Deputy President William Ruto on Saturday promised Kenyans that the economy would bounce back by Christmas Day, and warned the opposition against issuing reckless statements on the country’s fiscal position.
Mr Ruto said such talk was likely to destroy the country’s economic engine, and urged politicians to play politics on other issues, for the sake of political competition, but not on the economy.
“Some politicians have even claimed that the economy has collapsed. We need to be careful and stop the reckless talk on the economy, which is our bread and butter. This is a country shared by all of us and we have no spare so we cannot afford to fail,” he said.

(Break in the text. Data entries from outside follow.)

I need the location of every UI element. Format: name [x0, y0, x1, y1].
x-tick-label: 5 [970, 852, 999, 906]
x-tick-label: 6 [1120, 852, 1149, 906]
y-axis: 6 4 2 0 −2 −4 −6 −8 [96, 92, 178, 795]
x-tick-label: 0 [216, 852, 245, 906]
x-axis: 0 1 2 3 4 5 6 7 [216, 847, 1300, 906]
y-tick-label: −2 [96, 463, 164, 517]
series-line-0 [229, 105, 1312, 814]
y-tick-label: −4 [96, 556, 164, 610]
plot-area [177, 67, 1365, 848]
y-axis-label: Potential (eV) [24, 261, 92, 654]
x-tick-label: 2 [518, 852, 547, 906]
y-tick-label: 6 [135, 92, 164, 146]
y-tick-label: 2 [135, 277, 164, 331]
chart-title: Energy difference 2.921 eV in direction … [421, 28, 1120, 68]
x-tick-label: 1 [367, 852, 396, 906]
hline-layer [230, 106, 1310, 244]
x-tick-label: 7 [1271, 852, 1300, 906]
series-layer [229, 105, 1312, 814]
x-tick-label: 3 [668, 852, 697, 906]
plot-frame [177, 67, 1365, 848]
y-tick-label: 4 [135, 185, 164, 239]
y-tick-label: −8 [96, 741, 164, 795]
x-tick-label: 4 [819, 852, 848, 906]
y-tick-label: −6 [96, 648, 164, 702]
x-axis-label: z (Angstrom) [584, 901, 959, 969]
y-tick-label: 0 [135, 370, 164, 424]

The Opposition has taken advantage of the weak economy, widespread corruption and other challenges to hit at the government and score politically, but the Jubilee leadership has come out fighting, projecting calmness amid relentless attack and pressure.
On Saturday, Mr Ruto said the economy was stabilising, and predicted that by Christmas, next month, it would have fully recovered.
He said the country will have returned to the previous economic performance, before the onset of the current economic crisis.
He added that on Thursday the value of Treasury Bills fell by half, to 13 per cent, and hinted that towards the end of next month, interest rates charged by commercial banks on loans, and the value of the shilling against the dollar, were likely to stabilise.
The Deputy President, who was speaking at the “Great Talks” conference in Nairobi, whose theme was fuelling entrepreneurship, defended the country’s economic performance, saying the Kenyan currency had depreciated by a lower margin to the dollar, compared with other economies.
He also cited recent World Bank ranking of the country, placing it third on the ease of doing business, and 28th on access to credit, as indications that Jubilee leaders were “on top of things”.
The DP urged Kenyans to forget the “gossip” fuelled by politicians that the economy was doing badly.
IMPROVING BUSINESS ENVIRONMENT
Reference was also made to the Standard Gauge Railway, which the Deputy President promised would be completed by next year, when the operation between Mombasa and Nairobi is set to commence.
He said the railway was projected to reduce transport costs by 70 per cent and shorten the time taken to move goods between the coastal city and the capital by 50 per cent.
The government also projects to produce an additional 600 megawatts of energy every year, he said, adding that the cost of electricity had already come down by 25 per cent in the past two years.
The Deputy President, who was addressing entrepreneurs and those who hoped to start businesses, lit up the crowd by explaining his own humble beginnings, where he teamed up with friends on graduating from university to set up an insurance company.
He said the insurance firm is now one of the leading companies in the country, but he declined to name which one.
Mr Ruto also told the gathering how a car hire firm venture he mooted with a friend collapsed, with CMC Motors repossessing 20 vehicles which had been acquired on loan, as the firm had failed in repayment.
He said the government had also taken steps to improve the business environment by making it easier for business start-ups to thrive.
It had also relaxed bankruptcy rules, access to government procurement for local firms, and setting up of special economic zones to support infant businesses.